The police Criminal Investigations Department are investigating the alleged disappearance of Le40 million from the Kenema District Health Management Team (DHMT), Politico has learnt.

The money, according to officials, was meant for the just-concluded mass polio immunisation campaign.

At the centre of the investigation is the Finance Officer of the DHMT, Edward Senessie, from whose office the money was allegedly taken. 

Police say three people, all of them nurses working for the Kenema Government Hospital, are being treated as suspects.

The nurses, two women and a man all attached to the office of the hospital’s matron, are said to have access to the building housing the Finance Office of the DHMT. They were briefly detained and released on bail.

Senessie told Politico that he had withdrawn Le 60 million from the Rokel Commercial Bank two weeks earlier and kept the money in his office. He said he later discovered that Le 40 million was missing when he needed the money as part of the anti-polio campaign which ran from October 28 to 31.

Senessie said the cabinet where he had kept the money had not had a lock on it for some time now.

The Hospital Matron, Alima Vangahun, denied knowledge of anything about the missing money other than what she had been told by her staff. She told Politico that she did not know anything about the money and that she was only informed by her cleaner and later invited by the police to make a statement.

The District Medical Officer, Dr Mohamed Vandi, defended the idea of the Finance Officer keeping such a huge amount of money in his office despite the risk of theft. He said the money was meant for use as part of activities during the polio campaign, and that the official could not afford to be going to the bank during the course of the exercise.

He also noted that since the DHMT did not have a permanent building of its own, it had to be housed in the hospital’s facility.

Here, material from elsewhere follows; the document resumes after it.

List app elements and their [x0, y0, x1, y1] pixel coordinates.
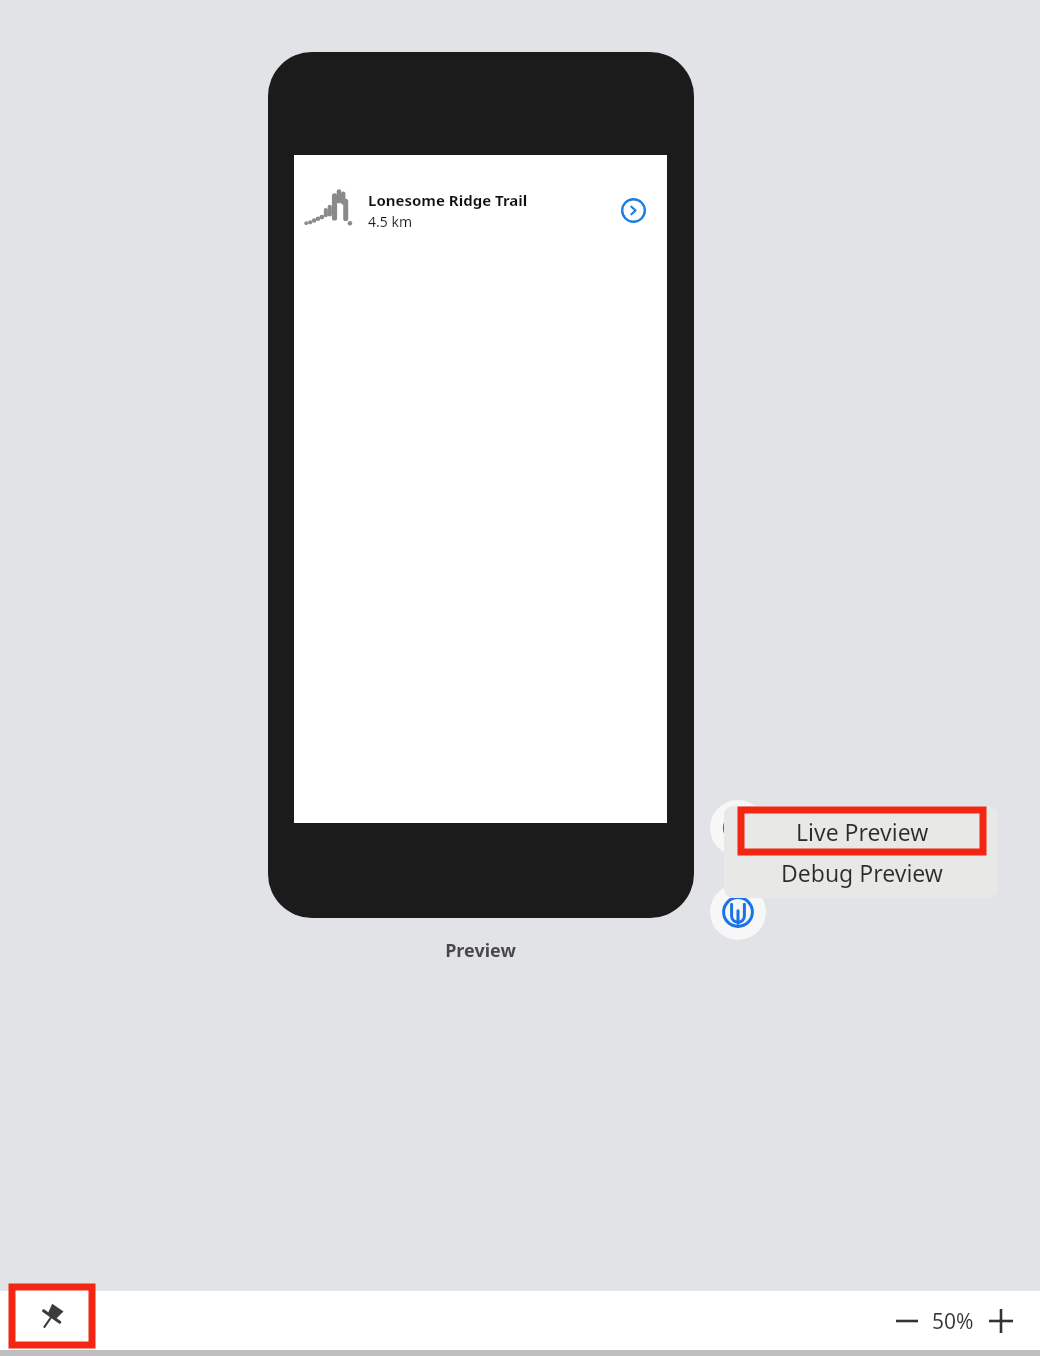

According to the media officer attached to the community relations department of the Kenema Police Division, Brima James Musa, fingerprints of the suspects and other unnamed people have been taken to Freetown for examination.

He said “very soon” the police would come out with their findings.

Sierra Leone has one of the highest burdens of child diseases. And over

90 percent of funding for such crucial mass child immunisation campaigns come from foreign donors.